Member of the Michigan House of Representatives from the 86th district
- Incumbent
- Assumed office January 1, 2023
- Preceded by: Thomas Albert

Mayor of Holland
- In office November 9, 2015 – November 1, 2019
- Preceded by: Bob Vande Vusse
- Succeeded by: Nathan Bocks

Personal details
- Born: Grand Rapids, Michigan, U.S.
- Party: Republican
- Education: Calvin College

= Nancy DeBoer =

American politician from Michigan

Nancy R. DeBoer is an American politician from Michigan. A member of the Republican Party, she was elected to the Michigan House of Representatives in the 2022 election from 86th district.

==Early life and career==
DeBoer has a bachelor's degree in secondary education from Calvin University.

Before entering local politics, DeBoer was a high school educator, teaching English at Holland Christian High School.

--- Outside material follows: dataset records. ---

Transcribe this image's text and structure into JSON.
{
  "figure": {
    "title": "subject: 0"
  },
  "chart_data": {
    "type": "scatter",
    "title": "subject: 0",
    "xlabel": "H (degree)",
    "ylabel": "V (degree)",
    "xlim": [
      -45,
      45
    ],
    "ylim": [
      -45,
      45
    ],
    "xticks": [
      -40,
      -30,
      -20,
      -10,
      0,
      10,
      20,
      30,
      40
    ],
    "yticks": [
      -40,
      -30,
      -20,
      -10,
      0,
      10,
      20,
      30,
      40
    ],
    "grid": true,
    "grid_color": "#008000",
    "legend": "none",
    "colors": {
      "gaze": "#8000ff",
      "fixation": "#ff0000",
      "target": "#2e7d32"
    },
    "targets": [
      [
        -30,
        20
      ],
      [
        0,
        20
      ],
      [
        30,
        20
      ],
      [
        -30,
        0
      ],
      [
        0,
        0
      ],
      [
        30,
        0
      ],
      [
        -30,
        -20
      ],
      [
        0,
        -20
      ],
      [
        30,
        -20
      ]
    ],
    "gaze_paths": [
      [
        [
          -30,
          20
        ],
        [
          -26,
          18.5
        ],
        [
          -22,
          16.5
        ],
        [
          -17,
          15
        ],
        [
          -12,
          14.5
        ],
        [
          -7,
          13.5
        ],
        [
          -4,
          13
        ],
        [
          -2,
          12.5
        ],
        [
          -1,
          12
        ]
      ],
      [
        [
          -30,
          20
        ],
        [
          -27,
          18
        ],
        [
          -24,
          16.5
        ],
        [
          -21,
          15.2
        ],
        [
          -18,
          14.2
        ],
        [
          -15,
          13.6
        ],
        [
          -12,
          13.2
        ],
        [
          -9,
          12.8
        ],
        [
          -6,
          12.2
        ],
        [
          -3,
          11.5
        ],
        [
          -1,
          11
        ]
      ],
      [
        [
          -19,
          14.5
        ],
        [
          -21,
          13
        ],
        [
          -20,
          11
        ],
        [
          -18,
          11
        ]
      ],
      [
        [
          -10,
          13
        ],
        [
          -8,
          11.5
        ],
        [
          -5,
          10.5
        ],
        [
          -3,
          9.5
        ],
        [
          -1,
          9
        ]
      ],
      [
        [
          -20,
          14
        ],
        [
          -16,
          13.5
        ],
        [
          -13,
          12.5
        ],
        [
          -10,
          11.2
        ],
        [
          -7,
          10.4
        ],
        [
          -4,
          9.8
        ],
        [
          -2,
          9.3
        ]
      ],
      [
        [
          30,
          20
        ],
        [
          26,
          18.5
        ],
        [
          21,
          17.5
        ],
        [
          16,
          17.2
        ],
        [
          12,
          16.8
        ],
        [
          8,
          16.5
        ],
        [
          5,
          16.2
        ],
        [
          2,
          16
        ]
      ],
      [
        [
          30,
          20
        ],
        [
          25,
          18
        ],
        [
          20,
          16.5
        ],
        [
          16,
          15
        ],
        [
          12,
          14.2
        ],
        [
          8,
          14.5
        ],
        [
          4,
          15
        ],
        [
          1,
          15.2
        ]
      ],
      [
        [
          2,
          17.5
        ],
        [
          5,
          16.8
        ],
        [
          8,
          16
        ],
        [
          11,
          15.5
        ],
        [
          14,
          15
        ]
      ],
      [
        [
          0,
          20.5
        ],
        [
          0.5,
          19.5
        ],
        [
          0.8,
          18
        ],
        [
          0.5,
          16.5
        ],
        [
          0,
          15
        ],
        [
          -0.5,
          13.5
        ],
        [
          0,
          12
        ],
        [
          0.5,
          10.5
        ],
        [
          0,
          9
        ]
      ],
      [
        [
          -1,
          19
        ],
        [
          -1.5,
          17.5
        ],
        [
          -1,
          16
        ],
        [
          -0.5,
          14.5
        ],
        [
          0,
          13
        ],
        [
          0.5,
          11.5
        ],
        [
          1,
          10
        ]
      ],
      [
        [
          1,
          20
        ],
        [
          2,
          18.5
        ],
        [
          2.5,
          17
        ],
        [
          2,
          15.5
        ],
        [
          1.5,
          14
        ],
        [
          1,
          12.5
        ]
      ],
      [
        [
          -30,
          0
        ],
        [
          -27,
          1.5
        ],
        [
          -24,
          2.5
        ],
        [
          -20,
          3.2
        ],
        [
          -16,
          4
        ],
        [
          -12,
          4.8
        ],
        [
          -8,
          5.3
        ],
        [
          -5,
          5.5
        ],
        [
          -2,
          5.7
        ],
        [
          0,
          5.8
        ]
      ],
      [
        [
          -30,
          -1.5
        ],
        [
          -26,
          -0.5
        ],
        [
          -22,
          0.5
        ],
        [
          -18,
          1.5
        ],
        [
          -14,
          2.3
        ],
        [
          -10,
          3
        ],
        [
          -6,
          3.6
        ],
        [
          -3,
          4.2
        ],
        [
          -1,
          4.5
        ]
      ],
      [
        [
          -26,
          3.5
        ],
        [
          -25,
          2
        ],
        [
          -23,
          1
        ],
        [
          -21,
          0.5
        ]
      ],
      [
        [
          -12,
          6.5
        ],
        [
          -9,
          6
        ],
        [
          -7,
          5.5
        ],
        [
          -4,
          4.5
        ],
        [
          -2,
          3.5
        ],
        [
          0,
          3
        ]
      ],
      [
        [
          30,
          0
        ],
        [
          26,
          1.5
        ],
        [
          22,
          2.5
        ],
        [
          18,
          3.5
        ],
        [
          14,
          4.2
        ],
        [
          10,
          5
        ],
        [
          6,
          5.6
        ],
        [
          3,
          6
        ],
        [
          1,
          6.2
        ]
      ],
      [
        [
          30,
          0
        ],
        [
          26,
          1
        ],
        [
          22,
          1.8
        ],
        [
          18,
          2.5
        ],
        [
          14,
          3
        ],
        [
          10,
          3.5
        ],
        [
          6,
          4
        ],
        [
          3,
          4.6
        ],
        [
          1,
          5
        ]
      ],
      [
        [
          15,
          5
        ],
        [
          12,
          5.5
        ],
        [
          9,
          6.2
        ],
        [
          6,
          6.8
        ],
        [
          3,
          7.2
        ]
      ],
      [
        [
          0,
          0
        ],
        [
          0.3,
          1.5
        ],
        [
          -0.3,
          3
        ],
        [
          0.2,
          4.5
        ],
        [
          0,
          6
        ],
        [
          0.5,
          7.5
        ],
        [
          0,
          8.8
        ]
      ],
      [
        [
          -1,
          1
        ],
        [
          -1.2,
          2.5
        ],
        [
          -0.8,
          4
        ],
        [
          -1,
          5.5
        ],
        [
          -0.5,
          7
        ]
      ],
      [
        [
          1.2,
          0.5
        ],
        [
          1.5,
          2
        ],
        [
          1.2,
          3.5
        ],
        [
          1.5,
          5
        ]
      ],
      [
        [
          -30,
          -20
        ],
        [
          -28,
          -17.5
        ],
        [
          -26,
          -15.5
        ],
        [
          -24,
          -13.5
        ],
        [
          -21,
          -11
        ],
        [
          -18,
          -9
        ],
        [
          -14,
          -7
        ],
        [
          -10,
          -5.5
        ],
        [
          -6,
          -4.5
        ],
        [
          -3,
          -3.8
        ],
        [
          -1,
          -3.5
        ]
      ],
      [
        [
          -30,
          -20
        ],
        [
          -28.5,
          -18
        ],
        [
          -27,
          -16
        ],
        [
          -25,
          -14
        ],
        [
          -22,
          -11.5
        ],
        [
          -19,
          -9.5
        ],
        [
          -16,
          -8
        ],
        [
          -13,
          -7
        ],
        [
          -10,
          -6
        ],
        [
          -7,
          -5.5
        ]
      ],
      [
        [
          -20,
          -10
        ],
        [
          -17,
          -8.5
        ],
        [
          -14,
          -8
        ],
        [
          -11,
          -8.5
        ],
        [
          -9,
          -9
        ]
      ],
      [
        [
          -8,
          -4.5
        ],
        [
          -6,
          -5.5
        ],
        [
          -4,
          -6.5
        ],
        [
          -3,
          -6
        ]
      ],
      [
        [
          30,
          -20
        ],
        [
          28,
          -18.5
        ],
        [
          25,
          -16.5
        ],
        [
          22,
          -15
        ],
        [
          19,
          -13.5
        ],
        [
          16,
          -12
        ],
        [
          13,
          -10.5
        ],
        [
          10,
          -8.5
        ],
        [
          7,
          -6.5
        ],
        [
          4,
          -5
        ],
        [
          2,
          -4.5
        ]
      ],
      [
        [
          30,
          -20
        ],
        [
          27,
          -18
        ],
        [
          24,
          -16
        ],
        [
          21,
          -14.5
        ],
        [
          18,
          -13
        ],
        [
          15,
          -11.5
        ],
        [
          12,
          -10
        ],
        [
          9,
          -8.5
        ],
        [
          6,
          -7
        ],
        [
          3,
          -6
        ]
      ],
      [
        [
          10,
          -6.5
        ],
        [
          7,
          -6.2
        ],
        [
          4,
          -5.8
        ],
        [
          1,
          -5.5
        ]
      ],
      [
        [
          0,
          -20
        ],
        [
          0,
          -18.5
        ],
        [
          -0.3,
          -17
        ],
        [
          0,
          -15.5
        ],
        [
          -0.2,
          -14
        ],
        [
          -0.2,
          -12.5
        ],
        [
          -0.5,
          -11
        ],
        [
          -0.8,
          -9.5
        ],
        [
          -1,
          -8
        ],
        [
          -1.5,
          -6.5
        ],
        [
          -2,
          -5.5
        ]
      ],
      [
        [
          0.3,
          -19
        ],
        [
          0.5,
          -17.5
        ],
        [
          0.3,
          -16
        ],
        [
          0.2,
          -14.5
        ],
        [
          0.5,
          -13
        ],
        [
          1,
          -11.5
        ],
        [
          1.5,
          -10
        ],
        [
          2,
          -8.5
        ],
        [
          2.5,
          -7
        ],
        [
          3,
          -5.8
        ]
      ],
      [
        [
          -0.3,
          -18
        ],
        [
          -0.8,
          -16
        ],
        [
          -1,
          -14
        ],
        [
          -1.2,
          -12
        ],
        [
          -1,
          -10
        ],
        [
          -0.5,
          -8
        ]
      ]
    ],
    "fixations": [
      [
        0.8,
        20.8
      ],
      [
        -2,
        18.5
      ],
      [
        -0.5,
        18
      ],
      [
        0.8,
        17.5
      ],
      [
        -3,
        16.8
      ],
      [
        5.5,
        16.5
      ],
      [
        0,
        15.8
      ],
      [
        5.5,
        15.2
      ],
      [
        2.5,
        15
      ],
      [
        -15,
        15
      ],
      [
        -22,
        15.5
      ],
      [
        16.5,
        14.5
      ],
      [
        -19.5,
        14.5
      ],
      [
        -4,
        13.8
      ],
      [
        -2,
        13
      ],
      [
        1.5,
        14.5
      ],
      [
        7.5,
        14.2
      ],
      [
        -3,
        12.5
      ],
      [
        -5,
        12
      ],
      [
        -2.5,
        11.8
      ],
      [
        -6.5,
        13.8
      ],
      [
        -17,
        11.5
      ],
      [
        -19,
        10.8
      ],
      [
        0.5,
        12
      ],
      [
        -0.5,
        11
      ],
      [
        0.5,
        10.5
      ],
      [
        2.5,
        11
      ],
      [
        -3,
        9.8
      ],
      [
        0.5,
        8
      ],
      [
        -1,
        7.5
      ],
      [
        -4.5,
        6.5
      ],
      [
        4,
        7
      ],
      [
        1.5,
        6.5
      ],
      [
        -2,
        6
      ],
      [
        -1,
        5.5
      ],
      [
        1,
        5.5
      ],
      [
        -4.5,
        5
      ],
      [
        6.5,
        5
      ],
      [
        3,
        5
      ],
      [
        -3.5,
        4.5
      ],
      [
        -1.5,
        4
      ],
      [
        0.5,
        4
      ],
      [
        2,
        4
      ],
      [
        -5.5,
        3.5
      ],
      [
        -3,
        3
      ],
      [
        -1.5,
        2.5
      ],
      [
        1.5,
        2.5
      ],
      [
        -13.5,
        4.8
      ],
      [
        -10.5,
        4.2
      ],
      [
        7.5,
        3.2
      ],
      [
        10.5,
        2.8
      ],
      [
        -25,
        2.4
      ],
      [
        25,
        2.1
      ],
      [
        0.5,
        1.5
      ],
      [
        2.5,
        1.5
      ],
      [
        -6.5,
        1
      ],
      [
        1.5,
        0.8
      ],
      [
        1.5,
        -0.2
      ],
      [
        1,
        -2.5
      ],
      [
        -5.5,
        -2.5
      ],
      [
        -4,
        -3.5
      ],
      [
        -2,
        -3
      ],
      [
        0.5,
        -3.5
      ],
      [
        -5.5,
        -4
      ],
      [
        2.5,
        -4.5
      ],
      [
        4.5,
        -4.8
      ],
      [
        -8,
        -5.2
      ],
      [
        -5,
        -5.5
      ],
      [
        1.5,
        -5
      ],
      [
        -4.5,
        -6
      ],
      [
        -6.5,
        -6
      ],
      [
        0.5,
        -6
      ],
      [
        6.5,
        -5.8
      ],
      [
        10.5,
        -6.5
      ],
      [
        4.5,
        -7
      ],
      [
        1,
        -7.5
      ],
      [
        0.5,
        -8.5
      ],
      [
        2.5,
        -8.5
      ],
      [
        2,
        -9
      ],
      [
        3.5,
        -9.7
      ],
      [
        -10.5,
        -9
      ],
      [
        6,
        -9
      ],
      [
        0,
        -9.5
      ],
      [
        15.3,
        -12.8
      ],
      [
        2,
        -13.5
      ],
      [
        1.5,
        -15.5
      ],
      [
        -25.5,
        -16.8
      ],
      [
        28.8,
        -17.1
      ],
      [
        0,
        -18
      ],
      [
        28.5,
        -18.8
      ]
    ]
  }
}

She was also a local morning radio talk show host at 1260 “The Pledge” for two years and for 17 years served as the executive director of the West Michigan Character Council.

==City politics==
DeBoer was a part of city government for 14 years on the Holland, Michigan city council, the first ten years as an at-large councilmember (2005-2015) and served two terms as mayor (2015-2019).

==Michigan House of Representatives==
In 2022, DeBoer ran for state House in District 86, an open seat created during the 2020 redistricting cycle. District 86 encompasses all of the City of Holland, as well as all of Park Township and most of Holland Charter Township in Ottawa County and all of Laketown Township in Allegan County.

In the 2022 Republican primary, DeBoer defeated Seth Getz 62% to 38%.

In the 2022 general election, she defeated Democrat Larry Jackson 56.2% to 43.8%.

In the 2024 general election, DeBoer defeated Democrat Abby Klomparens 56.3% to 43.7%.

== Political positions ==
DeBoer is largely anti-abortion. In both her 2022 and 2024 election victories, she was endorsed by the Michigan Right to Life PAC.

In 2011, as a city council member, she voted against an update to include protections for members of the LGBTQ+ community in Holland's anti-discrimination ordinance. On August 20, 2020, Holland adopted those changes to the city's anti-discrimination ordinance in an 8-1 vote. DeBoer was no longer on the council.